3. Application of Photothermal Composite Scaffolds in the Treatment of Osteosarcoma

Treatment of osteosarcoma involves both tumor removal and bone repair. However, traditional single-function biomaterials are no longer sufficient to meet the demand. Therefore, researchers are focusing on developing and applying photothermal composite scaffolds, and the combination of PTT and BTE has gained much attention as a potential treatment for osteosarcoma. Many tissue-engineered scaffold materials have been developed that combine the dual functions of bone tumor ablation and bone tissue regeneration. In this section, we will discuss the latest research progress on different structures and types of photothermal composite scaffolds in PTT for osteosarcoma.

There are various methods to manufacture scaffolds with porous or fibrous structures, leading to more studies on photothermal composite scaffolds for osteosarcoma treatment. Table 1 summarizes representative studies of these scaffolds.

Table 1. Summary of Typical Porous/Fibrous Photothermal Composite Scaffolds Used in Tumor Therapy and Bone Regeneration.

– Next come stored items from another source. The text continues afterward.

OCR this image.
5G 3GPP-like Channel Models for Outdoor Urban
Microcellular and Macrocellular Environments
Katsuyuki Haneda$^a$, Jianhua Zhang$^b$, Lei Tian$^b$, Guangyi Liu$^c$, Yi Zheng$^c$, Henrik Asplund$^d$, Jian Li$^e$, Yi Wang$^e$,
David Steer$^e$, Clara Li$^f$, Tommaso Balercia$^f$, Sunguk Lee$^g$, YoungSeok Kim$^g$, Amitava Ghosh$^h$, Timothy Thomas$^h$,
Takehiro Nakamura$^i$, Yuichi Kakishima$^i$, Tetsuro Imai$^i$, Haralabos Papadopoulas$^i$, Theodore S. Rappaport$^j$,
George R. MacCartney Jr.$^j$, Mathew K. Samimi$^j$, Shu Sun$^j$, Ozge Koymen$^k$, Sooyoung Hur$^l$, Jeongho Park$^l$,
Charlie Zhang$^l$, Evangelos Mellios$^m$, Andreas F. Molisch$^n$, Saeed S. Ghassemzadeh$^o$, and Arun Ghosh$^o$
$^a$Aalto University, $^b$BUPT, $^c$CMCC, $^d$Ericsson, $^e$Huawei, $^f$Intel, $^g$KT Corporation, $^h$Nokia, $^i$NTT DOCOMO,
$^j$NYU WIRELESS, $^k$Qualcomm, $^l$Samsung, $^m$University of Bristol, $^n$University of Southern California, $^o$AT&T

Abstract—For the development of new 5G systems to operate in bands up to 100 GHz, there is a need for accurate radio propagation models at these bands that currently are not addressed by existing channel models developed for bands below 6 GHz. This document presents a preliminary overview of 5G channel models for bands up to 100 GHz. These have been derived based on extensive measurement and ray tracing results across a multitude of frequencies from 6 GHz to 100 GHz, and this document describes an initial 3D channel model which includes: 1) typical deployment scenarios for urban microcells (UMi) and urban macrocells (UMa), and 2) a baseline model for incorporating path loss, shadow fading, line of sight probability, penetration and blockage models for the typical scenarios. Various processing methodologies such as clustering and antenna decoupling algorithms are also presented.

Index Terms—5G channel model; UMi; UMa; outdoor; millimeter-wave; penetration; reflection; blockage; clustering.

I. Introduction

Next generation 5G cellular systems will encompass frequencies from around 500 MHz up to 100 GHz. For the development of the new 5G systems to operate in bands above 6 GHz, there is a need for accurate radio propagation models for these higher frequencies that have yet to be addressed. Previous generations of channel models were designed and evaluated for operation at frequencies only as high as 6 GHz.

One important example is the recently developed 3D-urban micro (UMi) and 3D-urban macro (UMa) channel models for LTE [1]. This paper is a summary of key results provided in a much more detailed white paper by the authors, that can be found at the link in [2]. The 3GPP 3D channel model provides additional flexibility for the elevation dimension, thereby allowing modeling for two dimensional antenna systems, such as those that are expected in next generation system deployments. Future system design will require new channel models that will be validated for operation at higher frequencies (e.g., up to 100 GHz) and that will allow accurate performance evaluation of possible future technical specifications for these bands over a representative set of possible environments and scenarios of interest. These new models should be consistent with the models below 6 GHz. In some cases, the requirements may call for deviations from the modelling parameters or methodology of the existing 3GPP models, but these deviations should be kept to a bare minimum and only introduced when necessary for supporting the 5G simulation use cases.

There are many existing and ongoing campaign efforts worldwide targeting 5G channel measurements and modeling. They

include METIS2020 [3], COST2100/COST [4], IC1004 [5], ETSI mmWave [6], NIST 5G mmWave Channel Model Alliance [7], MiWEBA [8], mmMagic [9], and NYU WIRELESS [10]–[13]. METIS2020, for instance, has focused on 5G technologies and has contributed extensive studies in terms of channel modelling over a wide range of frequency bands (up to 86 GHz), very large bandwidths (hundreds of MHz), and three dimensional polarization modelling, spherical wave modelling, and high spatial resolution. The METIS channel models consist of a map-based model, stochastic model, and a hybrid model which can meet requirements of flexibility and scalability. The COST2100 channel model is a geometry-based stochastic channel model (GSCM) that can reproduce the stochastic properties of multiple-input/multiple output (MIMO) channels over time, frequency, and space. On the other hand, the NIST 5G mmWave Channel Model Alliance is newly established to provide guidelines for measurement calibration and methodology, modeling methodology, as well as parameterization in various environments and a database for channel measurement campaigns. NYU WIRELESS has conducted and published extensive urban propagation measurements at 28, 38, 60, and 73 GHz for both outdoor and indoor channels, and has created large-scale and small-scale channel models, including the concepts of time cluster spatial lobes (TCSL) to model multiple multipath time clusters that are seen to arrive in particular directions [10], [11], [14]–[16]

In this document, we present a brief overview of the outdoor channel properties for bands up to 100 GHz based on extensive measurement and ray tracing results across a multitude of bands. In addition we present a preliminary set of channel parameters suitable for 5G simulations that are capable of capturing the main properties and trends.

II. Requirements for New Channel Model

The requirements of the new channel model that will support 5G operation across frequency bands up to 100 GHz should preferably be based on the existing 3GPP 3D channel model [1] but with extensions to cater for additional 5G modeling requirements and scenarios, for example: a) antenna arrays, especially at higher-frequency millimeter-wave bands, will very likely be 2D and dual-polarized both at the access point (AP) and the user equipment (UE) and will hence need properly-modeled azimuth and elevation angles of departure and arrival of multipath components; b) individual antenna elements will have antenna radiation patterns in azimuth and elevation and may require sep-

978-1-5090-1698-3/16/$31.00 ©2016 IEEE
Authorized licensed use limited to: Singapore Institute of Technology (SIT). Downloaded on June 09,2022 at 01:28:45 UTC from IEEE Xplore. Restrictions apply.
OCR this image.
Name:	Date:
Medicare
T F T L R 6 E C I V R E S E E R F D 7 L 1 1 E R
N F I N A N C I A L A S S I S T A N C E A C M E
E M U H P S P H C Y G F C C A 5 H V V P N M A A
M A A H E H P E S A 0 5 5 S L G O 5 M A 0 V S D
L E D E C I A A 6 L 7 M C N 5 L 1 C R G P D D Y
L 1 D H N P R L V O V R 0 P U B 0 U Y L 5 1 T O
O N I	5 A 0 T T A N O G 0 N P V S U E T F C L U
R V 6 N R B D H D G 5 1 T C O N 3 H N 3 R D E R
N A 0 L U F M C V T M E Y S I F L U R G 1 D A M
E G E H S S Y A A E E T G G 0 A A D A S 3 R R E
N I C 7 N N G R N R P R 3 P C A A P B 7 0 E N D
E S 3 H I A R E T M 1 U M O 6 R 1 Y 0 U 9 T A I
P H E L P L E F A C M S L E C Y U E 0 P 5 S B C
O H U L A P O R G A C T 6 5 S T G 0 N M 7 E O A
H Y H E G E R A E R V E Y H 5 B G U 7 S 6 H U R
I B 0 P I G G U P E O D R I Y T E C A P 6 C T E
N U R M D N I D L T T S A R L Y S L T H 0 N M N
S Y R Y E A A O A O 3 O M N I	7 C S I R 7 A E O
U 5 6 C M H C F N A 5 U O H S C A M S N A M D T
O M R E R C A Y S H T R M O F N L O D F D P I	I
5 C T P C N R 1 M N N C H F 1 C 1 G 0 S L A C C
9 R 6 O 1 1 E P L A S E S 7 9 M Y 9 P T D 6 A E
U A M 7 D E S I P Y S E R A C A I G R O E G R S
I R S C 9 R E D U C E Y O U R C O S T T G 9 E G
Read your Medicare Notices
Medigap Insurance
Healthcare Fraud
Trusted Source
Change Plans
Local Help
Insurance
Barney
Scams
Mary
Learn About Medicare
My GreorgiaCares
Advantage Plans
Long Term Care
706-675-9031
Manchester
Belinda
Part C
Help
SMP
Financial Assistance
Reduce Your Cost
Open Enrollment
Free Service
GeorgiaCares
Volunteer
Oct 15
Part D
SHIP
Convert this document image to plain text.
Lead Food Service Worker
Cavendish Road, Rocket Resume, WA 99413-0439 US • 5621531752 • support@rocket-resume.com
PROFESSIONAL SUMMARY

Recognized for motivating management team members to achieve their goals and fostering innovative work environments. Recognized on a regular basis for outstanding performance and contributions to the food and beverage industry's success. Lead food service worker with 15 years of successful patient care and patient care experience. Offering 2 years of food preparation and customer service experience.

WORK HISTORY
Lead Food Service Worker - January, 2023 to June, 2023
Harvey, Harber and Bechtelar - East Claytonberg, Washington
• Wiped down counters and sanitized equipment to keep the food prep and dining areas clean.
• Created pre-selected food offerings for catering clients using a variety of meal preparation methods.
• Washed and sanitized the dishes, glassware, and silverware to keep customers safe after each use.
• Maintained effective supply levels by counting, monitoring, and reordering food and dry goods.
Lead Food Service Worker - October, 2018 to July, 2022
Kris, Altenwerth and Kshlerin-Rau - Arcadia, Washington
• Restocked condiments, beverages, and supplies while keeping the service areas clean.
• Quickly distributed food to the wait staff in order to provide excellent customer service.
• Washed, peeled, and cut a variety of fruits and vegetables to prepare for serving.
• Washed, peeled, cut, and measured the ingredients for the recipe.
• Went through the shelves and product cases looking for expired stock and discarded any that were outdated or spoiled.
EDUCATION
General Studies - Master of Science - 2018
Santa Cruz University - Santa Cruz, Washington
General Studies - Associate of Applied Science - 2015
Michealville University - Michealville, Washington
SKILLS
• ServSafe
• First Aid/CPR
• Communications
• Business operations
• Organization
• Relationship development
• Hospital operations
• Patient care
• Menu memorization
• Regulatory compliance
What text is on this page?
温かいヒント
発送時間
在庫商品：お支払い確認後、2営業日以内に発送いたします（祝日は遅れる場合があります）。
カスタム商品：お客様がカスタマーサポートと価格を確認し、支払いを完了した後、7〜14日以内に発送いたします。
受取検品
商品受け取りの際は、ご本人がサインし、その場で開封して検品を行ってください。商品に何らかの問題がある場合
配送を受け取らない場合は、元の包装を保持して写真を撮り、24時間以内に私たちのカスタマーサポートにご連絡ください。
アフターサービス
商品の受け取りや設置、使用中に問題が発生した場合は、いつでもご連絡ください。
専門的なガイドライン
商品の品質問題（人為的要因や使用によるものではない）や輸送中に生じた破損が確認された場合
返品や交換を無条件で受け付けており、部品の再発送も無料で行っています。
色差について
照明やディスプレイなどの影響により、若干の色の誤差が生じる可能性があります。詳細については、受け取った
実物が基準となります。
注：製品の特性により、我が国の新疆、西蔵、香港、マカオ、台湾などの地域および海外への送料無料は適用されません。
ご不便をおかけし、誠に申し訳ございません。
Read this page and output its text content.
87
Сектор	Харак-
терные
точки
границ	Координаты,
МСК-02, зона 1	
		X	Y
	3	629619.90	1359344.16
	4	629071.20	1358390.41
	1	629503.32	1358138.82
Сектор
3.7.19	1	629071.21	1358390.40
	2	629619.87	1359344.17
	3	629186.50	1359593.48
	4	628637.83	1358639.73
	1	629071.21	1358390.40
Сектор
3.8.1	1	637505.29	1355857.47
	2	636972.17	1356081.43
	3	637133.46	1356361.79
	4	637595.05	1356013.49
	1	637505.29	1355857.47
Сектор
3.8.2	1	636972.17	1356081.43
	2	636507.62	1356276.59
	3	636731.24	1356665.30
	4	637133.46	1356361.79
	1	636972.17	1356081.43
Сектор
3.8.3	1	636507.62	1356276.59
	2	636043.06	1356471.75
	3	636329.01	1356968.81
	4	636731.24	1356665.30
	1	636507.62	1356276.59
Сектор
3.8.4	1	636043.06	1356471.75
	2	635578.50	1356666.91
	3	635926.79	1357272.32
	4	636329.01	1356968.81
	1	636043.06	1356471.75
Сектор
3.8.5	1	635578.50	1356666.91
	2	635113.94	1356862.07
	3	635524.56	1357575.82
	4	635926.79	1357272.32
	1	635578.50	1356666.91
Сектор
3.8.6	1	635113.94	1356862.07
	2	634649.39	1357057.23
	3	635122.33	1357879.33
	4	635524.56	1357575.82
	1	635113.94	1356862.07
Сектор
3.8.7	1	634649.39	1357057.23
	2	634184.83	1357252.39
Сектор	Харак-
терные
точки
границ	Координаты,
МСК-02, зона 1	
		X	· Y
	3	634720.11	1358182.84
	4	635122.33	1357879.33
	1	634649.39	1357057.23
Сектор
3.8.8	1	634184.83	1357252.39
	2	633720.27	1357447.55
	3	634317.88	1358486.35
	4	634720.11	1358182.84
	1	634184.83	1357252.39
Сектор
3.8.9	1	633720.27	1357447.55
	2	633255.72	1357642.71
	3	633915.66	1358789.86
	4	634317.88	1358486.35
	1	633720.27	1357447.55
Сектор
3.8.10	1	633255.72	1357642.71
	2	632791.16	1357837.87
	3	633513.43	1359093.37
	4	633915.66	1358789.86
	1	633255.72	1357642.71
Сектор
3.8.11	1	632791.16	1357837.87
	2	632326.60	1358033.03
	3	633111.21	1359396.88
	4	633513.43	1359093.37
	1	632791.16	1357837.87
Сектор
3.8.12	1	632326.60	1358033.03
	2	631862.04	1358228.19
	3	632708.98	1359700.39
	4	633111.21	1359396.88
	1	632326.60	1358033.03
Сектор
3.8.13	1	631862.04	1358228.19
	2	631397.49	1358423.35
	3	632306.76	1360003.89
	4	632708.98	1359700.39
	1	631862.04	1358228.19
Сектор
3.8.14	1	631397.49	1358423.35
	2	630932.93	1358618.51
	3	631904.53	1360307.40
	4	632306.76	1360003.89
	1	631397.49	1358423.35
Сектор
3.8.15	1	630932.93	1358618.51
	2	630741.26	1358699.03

matrix material of the scaffolda type of PTAsb photothermal scaffoldsc bone cancer osteoblastd preparation methods ref
HA BP BPs@HA   BMSCs 3D printing (91)
HA/CS GO nHA/GO/CS HOS MC3T3-E1/hBMSCs chemical cross-linking (92)
  CD CD/CS/nHA UMR-106 rBMSCs freeze-drying (93)
HA/CMCS PDA PDA/HA/CMCS UMR-106 mBMSCs 3D printing (8)
HA/PEEK GO GO/HA/PEEK MG-63 MC3T3-E1 3D printing (9)
TCP Cu-TCPP Cu-TCPP/TCP Saos-2 hBMSCs/HUVECs 3D printing (94)
  GO GO/TCP MG-63 rBMSCs 3D printing (95)
  GO@Fe3O4 β-TCP/Fe3O4/GO MG-63 rBMSCs 3D printing (96)
BCP GNC GNC/BCP   macrophages/dendritic cells sintering (97)
BG CuFeSe2 CuFeSe2/BG Saos-2 rBMSCs 3D printing (98)
  MoS2 MoS2/PLGA/BG MNNG/HOS rBMSCs 3D printing (99)
  Bi Bi/BG Saos-2 rBMSCs 3D printing (100)
  CaP CaBPs@PPF MCF-7 hBMSCs/QSG-7701 direct encapsulating (101)
  HM DOX-HM-BG K7M2wt   3D printing (102)
  FeSAC FeSAC-BG Saos-2 BMSCs 3D printing (103)
CaSiO3 Fe Fe-CaSiO3 Saos-2 BMSCs 3D printing (104)
AKT Fe3O4 Fe3O4-CaO2-AKT MNNG/HOS BMSCs 3D printing (105)
  Fe3S4 Fe3S4-AKT MG-63 hBMSCs 3D printing (106)
  BCN BCN-AKT MNNG/HOS BMSCs 3D printing (107)
PCL SC SC/PCL Saos-2 rBMSCs/HUVECs 3D printing (108)
PCL-CaCO3 CaCuSi4O10 CaCuSi4O10-CaCO3-PCL (CaPCu) 143B/HOS mBMSCs 3D printing (20)
PLGA Mg PLGA/Mg 4T1 BMSCs 3D printing (109)
  BP BP/DOX/P24/TCP/PLGA MG-63 rBMSCs 3D printing (110)
TCP/PLGA PDA/FeMg PDA/FeMg-NPs/TCP/PLGA 4T1 BMSCs 3D printing (58)
PLA ICG ICG@DETA/NO-loaded PLA MG-63 MC3T3-E1 thermally induced phase separation (111)
  AuNPs PCL/PLA/GNFs/AuNPs MG-63 MC3T3-E1 3D printing (112)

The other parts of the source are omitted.